No std::ostringstream. No temporary strings for intermediate results. Just direct string appending into a pre-reserved buffer. The render() convenience method reserves 512 bytes upfront — a good starting point that avoids most reallocations for small components.

Why Not Templates?

You might wonder why Loom does not use a proper template engine with files like header.html, footer.html, and post.html. There are a few reasons.

First, C++ template engines (like inja or ctemplate) are runtime systems. They parse template files, evaluate expressions, and concatenate strings. Errors show up at runtime — a misspelled variable name, a missing loop end tag, a wrong type. Loom’s approach catches all of these at compile time.

Second, the component system gives themes structural control. A string template can change what text appears where, but the HTML structure is fixed by the template. Loom’s overrides can completely change the HTML — adding elements, removing elements, rearranging the tree. The hacker theme, for instance, replaces the default post listing with a completely different structure that includes inline metadata spans and unix-style formatting.

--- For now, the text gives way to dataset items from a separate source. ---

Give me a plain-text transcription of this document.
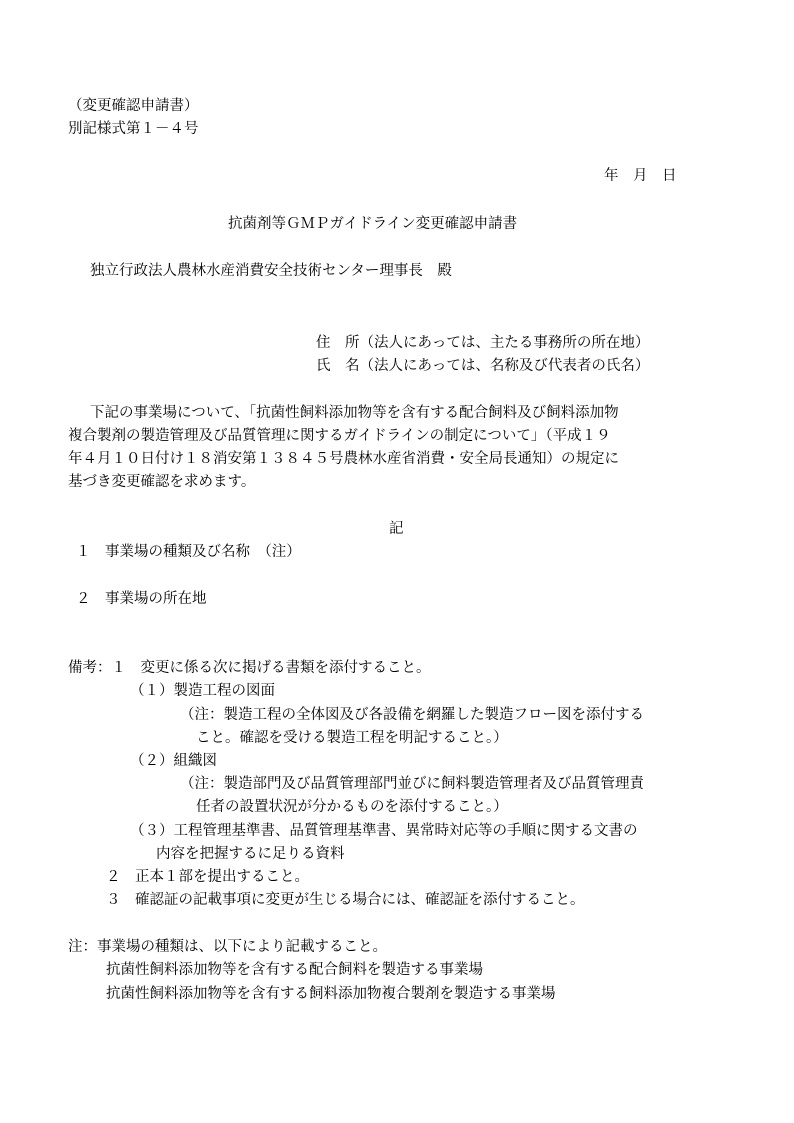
（変更確認申請書）
別記様式第１－４号
年　月　日
抗菌剤等ＧＭＰガイドライン変更確認申請書
独立行政法人農林水産消費安全技術センター理事長　殿
住　所（法人にあっては、主たる事務所の所在地）
氏　名（法人にあっては、名称及び代表者の氏名）
下記の事業場について、「抗菌性飼料添加物等を含有する配合飼料及び飼料添加物
複合製剤の製造管理及び品質管理に関するガイドラインの制定について」（平成１９
年４月１０日付け１８消安第１３８４５号農林水産省消費・安全局長通知）の規定に
基づき変更確認を求めます。
記
１　事業場の種類及び名称　（注）
２　事業場の所在地
備考：１　変更に係る次に掲げる書類を添付すること。
（１）製造工程の図面
（注：製造工程の全体図及び各設備を網羅した製造フロー図を添付する
こと。確認を受ける製造工程を明記すること。）
（２）組織図
（注：製造部門及び品質管理部門並びに飼料製造管理者及び品質管理責
任者の設置状況が分かるものを添付すること。）
（３）工程管理基準書、品質管理基準書、異常時対応等の手順に関する文書の
内容を把握するに足りる資料
２　正本１部を提出すること。
３　確認証の記載事項に変更が生じる場合には、確認証を添付すること。
注：事業場の種類は、以下により記載すること。
抗菌性飼料添加物等を含有する配合飼料を製造する事業場
抗菌性飼料添加物等を含有する飼料添加物複合製剤を製造する事業場
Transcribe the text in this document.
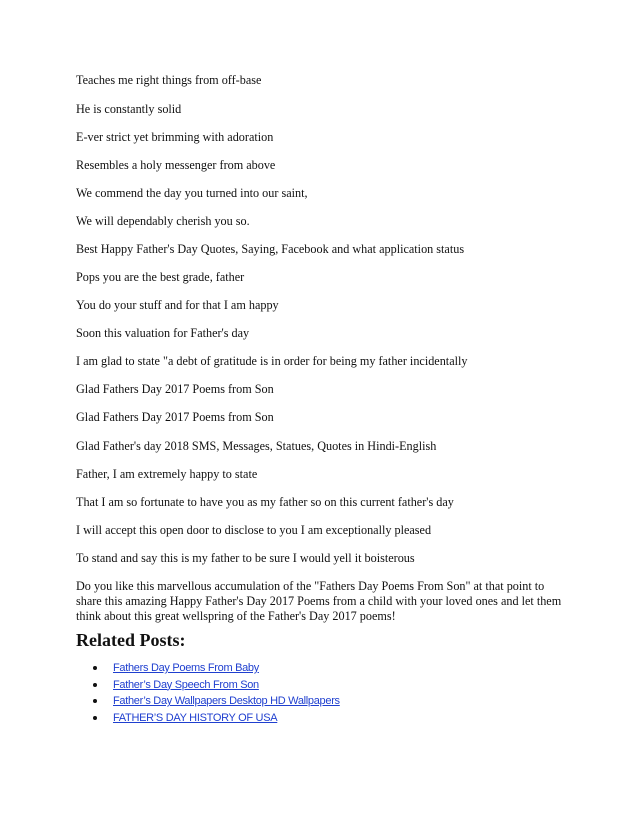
Teaches me right things from off-base

He is constantly solid

E-ver strict yet brimming with adoration

Resembles a holy messenger from above

We commend the day you turned into our saint,

We will dependably cherish you so.

Best Happy Father's Day Quotes, Saying, Facebook and what application status

Pops you are the best grade, father

You do your stuff and for that I am happy

Soon this valuation for Father's day

I am glad to state "a debt of gratitude is in order for being my father incidentally

Glad Fathers Day 2017 Poems from Son

Glad Fathers Day 2017 Poems from Son

Glad Father's day 2018 SMS, Messages, Statues, Quotes in Hindi-English

Father, I am extremely happy to state

That I am so fortunate to have you as my father so on this current father's day

I will accept this open door to disclose to you I am exceptionally pleased

To stand and say this is my father to be sure I would yell it boisterous

Do you like this marvellous accumulation of the "Fathers Day Poems From Son" at that point to share this amazing Happy Father's Day 2017 Poems from a child with your loved ones and let them think about this great wellspring of the Father's Day 2017 poems!

Related Posts:
Fathers Day Poems From Baby
Father’s Day Speech From Son
Father’s Day Wallpapers Desktop HD Wallpapers
FATHER’S DAY HISTORY OF USA
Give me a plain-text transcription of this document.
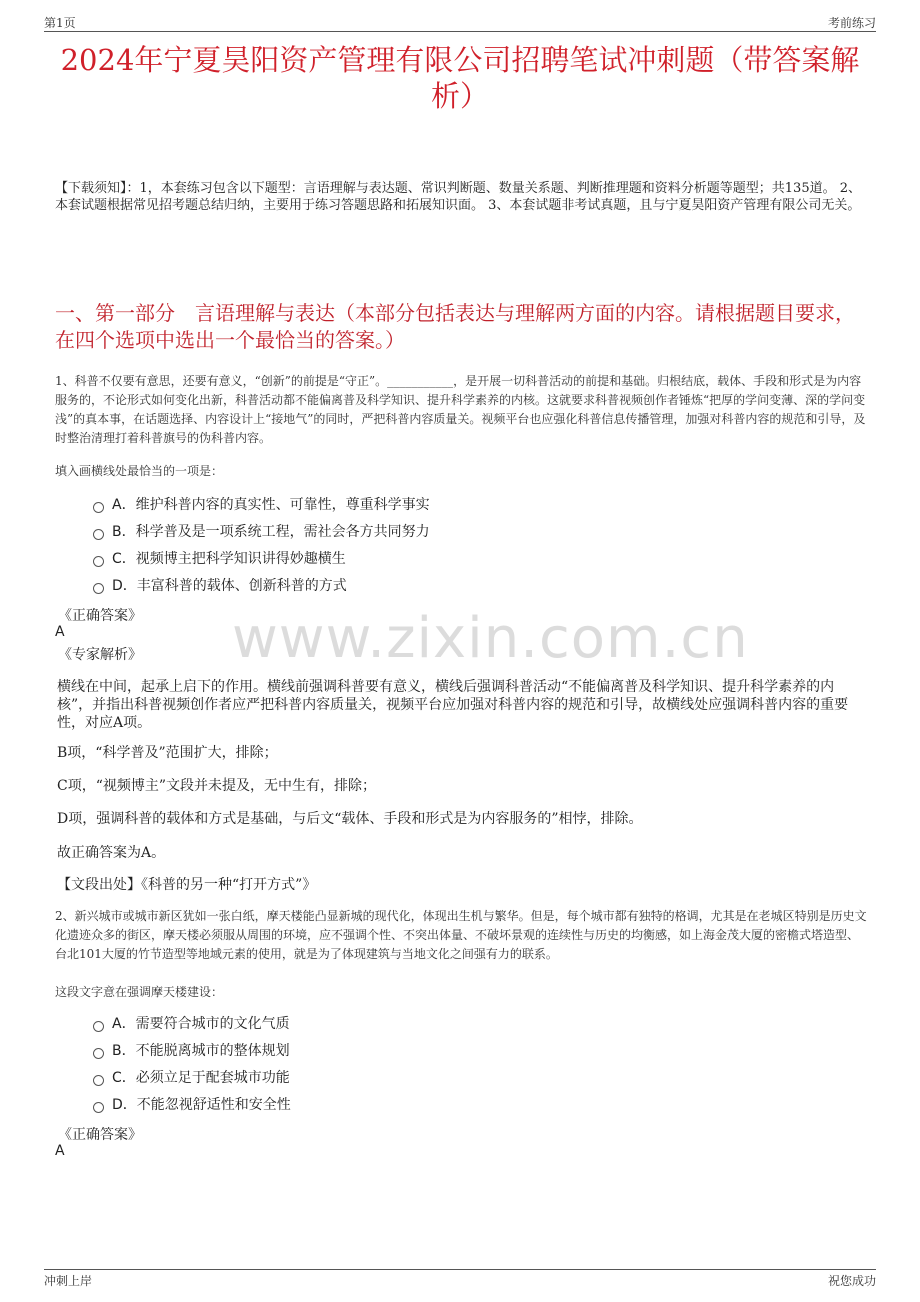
第1页	考前练习
2024年宁夏昊阳资产管理有限公司招聘笔试冲刺题（带答案解析）
【下载须知】：1，本套练习包含以下题型：言语理解与表达题、常识判断题、数量关系题、判断推理题和资料分析题等题型；共135道。 2、本套试题根据常见招考题总结归纳，主要用于练习答题思路和拓展知识面。 3、本套试题非考试真题，且与宁夏昊阳资产管理有限公司无关。
一、第一部分　言语理解与表达（本部分包括表达与理解两方面的内容。请根据题目要求，在四个选项中选出一个最恰当的答案。）
1、科普不仅要有意思，还要有意义，“创新”的前提是“守正”。___________，是开展一切科普活动的前提和基础。归根结底，载体、手段和形式是为内容服务的，不论形式如何变化出新，科普活动都不能偏离普及科学知识、提升科学素养的内核。这就要求科普视频创作者锤炼“把厚的学问变薄、深的学问变浅”的真本事，在话题选择、内容设计上“接地气”的同时，严把科普内容质量关。视频平台也应强化科普信息传播管理，加强对科普内容的规范和引导，及时整治清理打着科普旗号的伪科普内容。
填入画横线处最恰当的一项是：
A．维护科普内容的真实性、可靠性，尊重科学事实
B．科学普及是一项系统工程，需社会各方共同努力
C．视频博主把科学知识讲得妙趣横生
D．丰富科普的载体、创新科普的方式
《正确答案》
A
《专家解析》 www.zixin.com.cn
横线在中间，起承上启下的作用。横线前强调科普要有意义，横线后强调科普活动“不能偏离普及科学知识、提升科学素养的内核”，并指出科普视频创作者应严把科普内容质量关，视频平台应加强对科普内容的规范和引导，故横线处应强调科普内容的重要性，对应A项。
B项，“科学普及”范围扩大，排除；
C项，“视频博主”文段并未提及，无中生有，排除；
D项，强调科普的载体和方式是基础，与后文“载体、手段和形式是为内容服务的”相悖，排除。
故正确答案为A。
【文段出处】《科普的另一种“打开方式”》
2、新兴城市或城市新区犹如一张白纸，摩天楼能凸显新城的现代化，体现出生机与繁华。但是，每个城市都有独特的格调，尤其是在老城区特别是历史文化遗迹众多的街区，摩天楼必须服从周围的环境，应不强调个性、不突出体量、不破坏景观的连续性与历史的均衡感，如上海金茂大厦的密檐式塔造型、台北101大厦的竹节造型等地域元素的使用，就是为了体现建筑与当地文化之间强有力的联系。
这段文字意在强调摩天楼建设：
A．需要符合城市的文化气质
B．不能脱离城市的整体规划
C．必须立足于配套城市功能
D．不能忽视舒适性和安全性
《正确答案》
A
冲刺上岸	祝您成功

Third, the DOM tree is data. You can inspect it, transform it, serialize it. The component system builds trees, and the rendering step serializes them. This clean separation makes it straightforward to do things like HTML minification as a post-processing step.

The trade-off is compilation time and the fact that changing a template requires recompiling. For Loom, this is acceptable — themes change rarely, and the compile-test cycle is fast enough for iteration.